Low molecular weight biosurfactants (e.g., glycolipids and lipopeptides) having high surface activity are able to reduce the surface tension of water to 25–30 mN m−1, which facilitates the uptake of hydrocarbons into bacterial cells for enzymatic degradation (Franzetti et al. 2010).

Cell surface hydrophobicity (CSH)

Cell surface hydrophobicity is an important factor in determining hydrocarbon adhesion to cell surface in place of surfaces. When cell surface hydrophobicity of bacterial cultures was measured, P. aeruginosa PSA5 showed a maximum hydrophobicity of 51 %, while Rhodococcus sp. NJ2 exhibited hydrophobicity of 47 % for benzene.

The ability of different microorganisms to access hydrocarbons depends on their cell surface hydrophobicity. Microorganisms with high CSH directly contact oil drops and solid hydrocarbons, while low CSH permits the adhesion of microbial cells to the micelles or emulsified oils, formed due to the presence of extracellular biosurfactants or bioemulsifiers (Van Hamme et al. 2003).

Chang et al. (2009) demonstrated that the cell surface hydrophobicity was enhanced by the accumulation of different fatty acids on the cell surface during growth of Rhodococcus erythropolis NTU-1 on hydrocarbon. Zhong et al. (2007) showed that the adsorption of dirhamnolipid biosurfactants on cells of Bacillus subtilis, P. aeruginosa and Candida lipolytica affected the cell surface hydrophobicity depending on the rhamnolipid concentration and the physiological state of the cell.

Emulsification activity and emulsification index

When emulsification activity of 7 different solid hydrocarbons phenanthrene, fluoranthene, fluorene, anthracene, pyrene, chrysene and B(a)P and emulsification index of hexadecane, xylene, olive oil, kerosene, petrol and diesel were measured, it was observed that P. aeruginosa PSA5 showed higher emulsification activity and emulsification index than Rhodococcus sp. NJ2 (Fig. 3c, d).

Emulsification of the hydrocarbons by biosurfactant helps in microbial degradation. Van Hamme and Ward (2001) observed that hydrocarbon-grown Rhodococcus sp.

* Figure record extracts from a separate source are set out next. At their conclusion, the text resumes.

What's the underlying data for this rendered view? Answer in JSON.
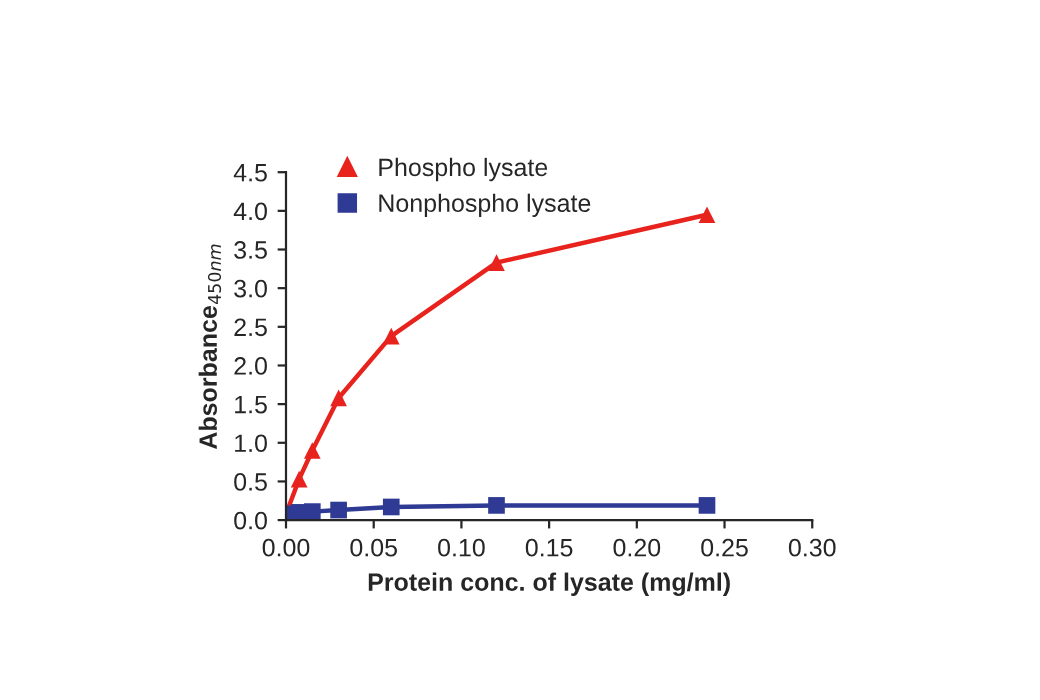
{
  "chart_data": {
    "type": "line",
    "xlabel": "Protein conc. of lysate (mg/ml)",
    "ylabel": "Absorbance$_{450nm}$",
    "xlim": [
      0,
      0.3
    ],
    "xticks": [
      {
        "value": 0,
        "label": "0.00"
      },
      {
        "value": 0.05,
        "label": "0.05"
      },
      {
        "value": 0.1,
        "label": "0.10"
      },
      {
        "value": 0.15,
        "label": "0.15"
      },
      {
        "value": 0.2,
        "label": "0.20"
      },
      {
        "value": 0.25,
        "label": "0.25"
      },
      {
        "value": 0.3,
        "label": "0.30"
      }
    ],
    "ylim": [
      0,
      4.5
    ],
    "yticks": [
      {
        "value": 0,
        "label": "0.0"
      },
      {
        "value": 0.5,
        "label": "0.5"
      },
      {
        "value": 1,
        "label": "1.0"
      },
      {
        "value": 1.5,
        "label": "1.5"
      },
      {
        "value": 2,
        "label": "2.0"
      },
      {
        "value": 2.5,
        "label": "2.5"
      },
      {
        "value": 3,
        "label": "3.0"
      },
      {
        "value": 3.5,
        "label": "3.5"
      },
      {
        "value": 4,
        "label": "4.0"
      },
      {
        "value": 4.5,
        "label": "4.5"
      }
    ],
    "x": [
      0,
      0.0075,
      0.015,
      0.03,
      0.06,
      0.12,
      0.24
    ],
    "series": [
      {
        "name": "Phospho lysate",
        "color": "#e8221c",
        "marker": "triangle",
        "values": [
          0.08,
          0.53,
          0.9,
          1.58,
          2.38,
          3.33,
          3.95
        ]
      },
      {
        "name": "Nonphospho lysate",
        "color": "#2e3a94",
        "marker": "square",
        "values": [
          0.08,
          0.1,
          0.11,
          0.13,
          0.17,
          0.19,
          0.19
        ]
      }
    ],
    "legend": "top left",
    "grid": false
  }
}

Strain F9-D79 cells had high surface-active and emulsification properties. Anyanwu and Chukwudi (2010) reported that biosurfactants produced by P. aeruginosa LS1 were effective in producing good emulsification with kerosene. Obayori et al. (2009) have also observed high emulsification activity of engine oil, crude oil and diesel by Pseudomonas strain sp. LP1.

Thus, both the bacteria were found to be potential degraders of B(a)P as mediated by catabolic enzymes and facilitated by the biosurfactant production. Hence, these bacteria can be recommended for use in in situ bioremediation of soil contaminated with PAHs.

Conclusion

It may be concluded from this investigation that both the bacteria P. aeruginosa PSA5 and Rhodococcus sp. NJ2 showed differentiated ability to degrade B(a)P in MSM, mediated by catabolic enzymes, that is, salicylate hydroxylase, 2-CBD, C12O and C23O. These enzymes were differentially expressed in both the bacteria, showing their involvement in B(a)P degradation at different stages. A clear link between B(a)P degradation and glycolipid production was also found.